Six years might not sound that long, but a lot can change over such a period of time. Take Mew, for example. In 2009, their fifth long player and first as a three piece 'No More Stories Are Told Today, I'm Sorry They Washed Away // No More Stories, The World Is Grey, I'm Tired, Let's Wash Away' (excuse the long title) came out to a wave of positive reviews. Having discarded the avant-garde, post-rock stylings of its predecessors for a more dance-infused, pop-based sound, it should have heralded their long-awaited and richly deserved breakthrough into the mainstream. Sadly, it didn't. Which, for a band whose ambitions and aspirations stretched far beyond any conceived limitations from the outset, must have been difficult to take.

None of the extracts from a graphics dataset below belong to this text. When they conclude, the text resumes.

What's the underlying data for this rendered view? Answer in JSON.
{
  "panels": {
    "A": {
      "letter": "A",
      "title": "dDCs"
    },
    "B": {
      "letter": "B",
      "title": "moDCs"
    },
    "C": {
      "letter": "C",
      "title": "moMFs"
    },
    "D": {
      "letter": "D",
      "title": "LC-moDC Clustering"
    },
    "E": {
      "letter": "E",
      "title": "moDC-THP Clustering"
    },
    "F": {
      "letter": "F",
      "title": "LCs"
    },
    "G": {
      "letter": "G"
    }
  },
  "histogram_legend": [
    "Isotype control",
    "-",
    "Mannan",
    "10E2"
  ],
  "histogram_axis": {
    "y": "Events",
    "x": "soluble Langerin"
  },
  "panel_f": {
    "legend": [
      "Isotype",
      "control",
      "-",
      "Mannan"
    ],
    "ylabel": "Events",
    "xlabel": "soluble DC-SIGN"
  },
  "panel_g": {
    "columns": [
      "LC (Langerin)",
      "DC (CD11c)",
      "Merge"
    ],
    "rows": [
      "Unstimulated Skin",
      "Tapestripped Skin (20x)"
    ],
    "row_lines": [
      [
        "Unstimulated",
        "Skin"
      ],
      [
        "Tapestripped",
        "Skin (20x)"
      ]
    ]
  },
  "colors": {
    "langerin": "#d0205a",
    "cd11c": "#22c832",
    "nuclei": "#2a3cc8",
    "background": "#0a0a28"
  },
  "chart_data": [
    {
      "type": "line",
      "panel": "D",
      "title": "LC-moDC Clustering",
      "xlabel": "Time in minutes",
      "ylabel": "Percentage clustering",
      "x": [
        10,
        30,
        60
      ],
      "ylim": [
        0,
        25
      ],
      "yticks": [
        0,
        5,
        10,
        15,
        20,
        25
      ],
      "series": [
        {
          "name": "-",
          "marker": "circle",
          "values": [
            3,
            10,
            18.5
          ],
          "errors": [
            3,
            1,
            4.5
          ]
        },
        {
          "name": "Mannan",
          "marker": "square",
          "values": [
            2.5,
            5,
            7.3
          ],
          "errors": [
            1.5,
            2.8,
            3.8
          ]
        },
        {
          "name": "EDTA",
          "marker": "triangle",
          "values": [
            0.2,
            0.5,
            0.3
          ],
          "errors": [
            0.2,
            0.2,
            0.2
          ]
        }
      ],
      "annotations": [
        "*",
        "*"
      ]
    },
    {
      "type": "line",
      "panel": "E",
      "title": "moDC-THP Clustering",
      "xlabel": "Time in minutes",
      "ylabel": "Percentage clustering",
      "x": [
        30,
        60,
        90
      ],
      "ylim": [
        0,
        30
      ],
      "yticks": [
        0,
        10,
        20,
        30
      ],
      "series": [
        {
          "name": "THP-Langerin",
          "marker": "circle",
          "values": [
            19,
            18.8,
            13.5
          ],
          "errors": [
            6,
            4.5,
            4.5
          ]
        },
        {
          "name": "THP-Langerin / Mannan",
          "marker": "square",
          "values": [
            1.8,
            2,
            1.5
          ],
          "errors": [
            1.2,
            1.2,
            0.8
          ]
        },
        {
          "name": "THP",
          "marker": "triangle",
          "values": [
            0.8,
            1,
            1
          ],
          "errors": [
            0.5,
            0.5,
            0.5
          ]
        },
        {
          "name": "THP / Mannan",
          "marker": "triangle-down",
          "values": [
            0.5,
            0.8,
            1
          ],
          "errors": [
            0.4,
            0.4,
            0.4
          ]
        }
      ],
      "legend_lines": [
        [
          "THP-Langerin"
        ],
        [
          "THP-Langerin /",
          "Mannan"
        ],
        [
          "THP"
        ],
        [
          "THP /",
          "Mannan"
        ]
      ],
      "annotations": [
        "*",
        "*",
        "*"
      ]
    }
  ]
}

Fast forward to May 2013 and it was back to the drawing board. No doubt revitalised by the self-imposed hiatus initiated after the promotional schedule for 'No More Stories.' had elapsed, the band decided the best course of action would be to go back to the future; literally. So, the first name on their list of would-be conspirators emerged in the shape of Michael Beinhorn, whose last contribution to the band's recordings saw him produce the predecessor to 'No More Stories.', entitled 'And The Glass Handed Kites' in 2005. With recording sessions under way, it wouldn't be long before Beinhorn persuaded them to give former bass player Johan Wohlert a call. Having left the band in 2006 after the release of 'And The Glass Handed Kites' to concentrate on becoming a father to his newly born son, Wohlert's return to the fold didn't so much change the dynamic as provide the missing link. Finally, the band then invited Bloc Party's Russell Lissack to co-write and eventually play guitar on the new record, having toured together several years earlier. While Lissack's contribution is limited to one song on the record, his input is notable on the metallic surge of 'My Complications', the album's centrepiece and one of its many highlights.
So, returning to the cryptic title '+-', it could be argued that it refers to turning a negative situation into a positive one; overcoming a dark period with a degree of optimism. Brimming with a newfound confidence and a multitude of ideas to match, '+-' was born and over the ensuing eighteen months, exquisitely crafted into arguably Mew's finest hour since 2003's 'Frengers'.